Annalee Newitz at Ars Technica has a write-up on a new report by Jigsaw (an arm of Alphabet) and Wikipedia, which seeks to identify the sources of online abuse in Wikipedia comments:
The researchers unleashed their algorithm on Wikipedia comments made during 2015, constantly checking results for accuracy. Almost immediately, they found that they could debunk the time-worn idea that anonymity* leads to abuse. Although anonymous comments are “six times more likely to be an attack,” they represent less than half of all attacks on Wikipedia. “Similarly, less than half of attacks come from users with little prior participation,” the researchers write in their paper. “Perhaps surprisingly, approximately 30% of attacks come from registered users with over a 100 contributions.” In other words, a third of all personal attacks come from regular Wikipedia editors who contribute several edits per month. Personal attacks seem to be baked into Wikipedia culture.
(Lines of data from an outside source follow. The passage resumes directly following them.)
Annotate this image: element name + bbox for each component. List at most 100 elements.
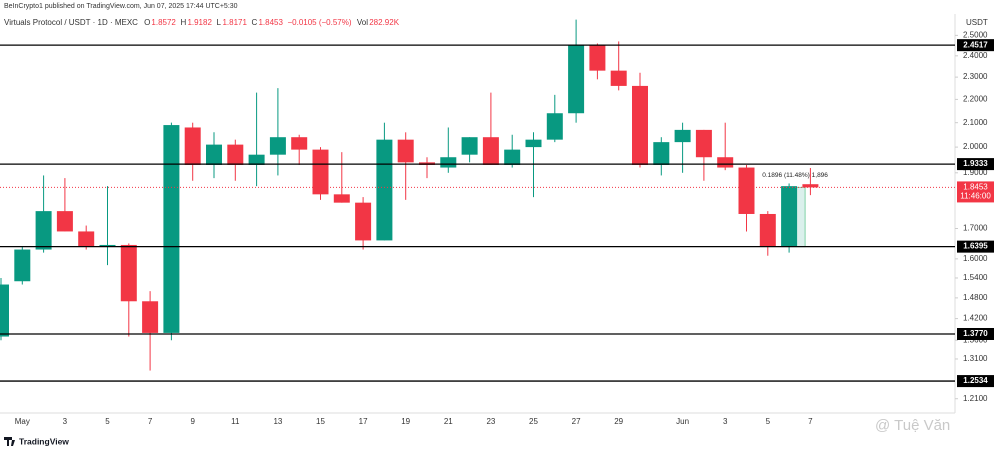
- logo-icon: [4, 437, 15, 446]
- candle-body: [78, 231, 95, 247]
- y-tick-label: 2.1000: [963, 118, 988, 127]
- candle-body: [14, 249, 31, 282]
- candle-body: [546, 113, 563, 140]
- candle-body: [291, 137, 308, 150]
- candle-body: [674, 129, 691, 143]
- candle-body: [781, 186, 798, 247]
- ohlc-key: H: [180, 18, 186, 27]
- logo: TradingView: [4, 436, 69, 446]
- level-label: 1.9333: [963, 159, 988, 168]
- ohlc-value: 1.8572: [151, 18, 176, 27]
- ohlc-value: 1.9182: [187, 18, 212, 27]
- candle-body: [525, 139, 542, 148]
- level-label: 1.3770: [963, 329, 988, 338]
- candle-body: [653, 142, 670, 165]
- y-tick-label: 2.5000: [963, 30, 988, 39]
- candle-body: [120, 244, 137, 302]
- volume-key: Vol: [357, 18, 368, 27]
- candle-body: [568, 45, 585, 114]
- x-tick-label: 25: [529, 417, 538, 426]
- candle-body: [184, 127, 201, 165]
- candle-body: [0, 284, 9, 337]
- currency: USDT: [966, 18, 988, 27]
- last-price-label: 1.8453: [963, 183, 988, 192]
- y-tick-label: 1.4800: [963, 293, 988, 302]
- x-tick-label: 7: [808, 417, 813, 426]
- candle-body: [35, 211, 52, 250]
- last-price-tag: [957, 181, 994, 203]
- candle-body: [248, 154, 265, 165]
- candle-body: [376, 139, 393, 241]
- candle-body: [163, 125, 180, 333]
- candle-body: [589, 45, 606, 71]
- candle-body: [802, 184, 819, 188]
- x-tick-label: 5: [105, 417, 110, 426]
- ohlc-key: O: [144, 18, 150, 27]
- x-tick-label: 3: [63, 417, 68, 426]
- y-tick-label: 1.7000: [963, 224, 988, 233]
- candle-body: [312, 149, 329, 195]
- x-tick-label: 29: [614, 417, 623, 426]
- candle-body: [717, 157, 734, 168]
- y-tick-label: 1.9000: [963, 168, 988, 177]
- countdown: 11:46:00: [960, 192, 991, 201]
- candle-body: [440, 157, 457, 168]
- y-tick-label: 2.2000: [963, 94, 988, 103]
- y-tick-label: 2.3000: [963, 72, 988, 81]
- level-tag: [957, 327, 994, 340]
- candle-body: [355, 202, 372, 241]
- x-tick-label: 3: [723, 417, 728, 426]
- level-tag: [957, 375, 994, 388]
- x-tick-label: 11: [231, 417, 240, 426]
- y-tick-label: 1.4200: [963, 314, 988, 323]
- change: −0.0105 (−0.57%): [287, 18, 351, 27]
- candle-body: [397, 139, 414, 163]
- candle-body: [99, 244, 116, 247]
- logo-text: TradingView: [19, 436, 69, 446]
- level-label: 2.4517: [963, 40, 988, 49]
- level-label: 1.6395: [963, 242, 988, 251]
- y-tick-label: 1.3100: [963, 354, 988, 363]
- ohlc-key: L: [216, 18, 221, 27]
- watermark: @ Tuệ Văn: [875, 417, 950, 434]
- ohlc-key: C: [251, 18, 257, 27]
- y-tick-label: 2.0000: [963, 142, 988, 151]
- y-tick-label: 2.4000: [963, 51, 988, 60]
- candle-body: [227, 144, 244, 165]
- candle-body: [333, 194, 350, 203]
- x-tick-label: 15: [316, 417, 325, 426]
- candle-body: [695, 129, 712, 158]
- y-tick-label: 1.2100: [963, 394, 988, 403]
- candle-body: [461, 137, 478, 155]
- candle-body: [206, 144, 222, 165]
- candle-body: [482, 137, 499, 165]
- volume-value: 282.92K: [369, 18, 399, 27]
- y-tick-label: 1.5400: [963, 273, 988, 282]
- level-tag: [957, 39, 994, 52]
- symbol: Virtuals Protocol / USDT · 1D · MEXC: [4, 18, 138, 27]
- x-tick-label: May: [15, 417, 30, 426]
- candle-body: [142, 301, 159, 333]
- candle-body: [269, 137, 286, 155]
- x-tick-label: Jun: [676, 417, 689, 426]
- x-tick-label: 9: [190, 417, 195, 426]
- y-tick-label: 1.6000: [963, 254, 988, 263]
- ohlc-value: 1.8171: [222, 18, 247, 27]
- x-tick-label: 17: [359, 417, 368, 426]
- x-tick-label: 21: [444, 417, 453, 426]
- x-tick-label: 19: [401, 417, 410, 426]
- candle-body: [504, 149, 521, 165]
- candle-body: [738, 167, 755, 214]
- level-tag: [957, 158, 994, 171]
- level-label: 1.2534: [963, 376, 988, 385]
- candle-body: [56, 211, 73, 232]
- x-tick-label: 5: [766, 417, 771, 426]
- candle-body: [759, 213, 776, 247]
- publisher: BeInCrypto1 published on TradingView.com…: [4, 3, 238, 10]
- x-tick-label: 13: [273, 417, 282, 426]
- x-tick-label: 23: [486, 417, 495, 426]
- ohlc-value: 1.8453: [258, 18, 283, 27]
- candle-body: [632, 85, 648, 165]
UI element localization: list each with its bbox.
The researchers also found that an outsized percentage of attacks come from a very small number of “highly toxic” Wikipedia contributors. A whopping 9% of attacks in 2015 came from just 34 users who had made 20 or more personal attacks during the year. “Significant progress could be made by moderating a relatively small number of frequent attackers,” the researchers note. This finding bolsters the idea that problems in online communities often come from a small minority of highly vocal users.
This data reinforces something many of us already suspected: The harshest trolls aren’t necessarily more numerous — they’re just louder than everyone else.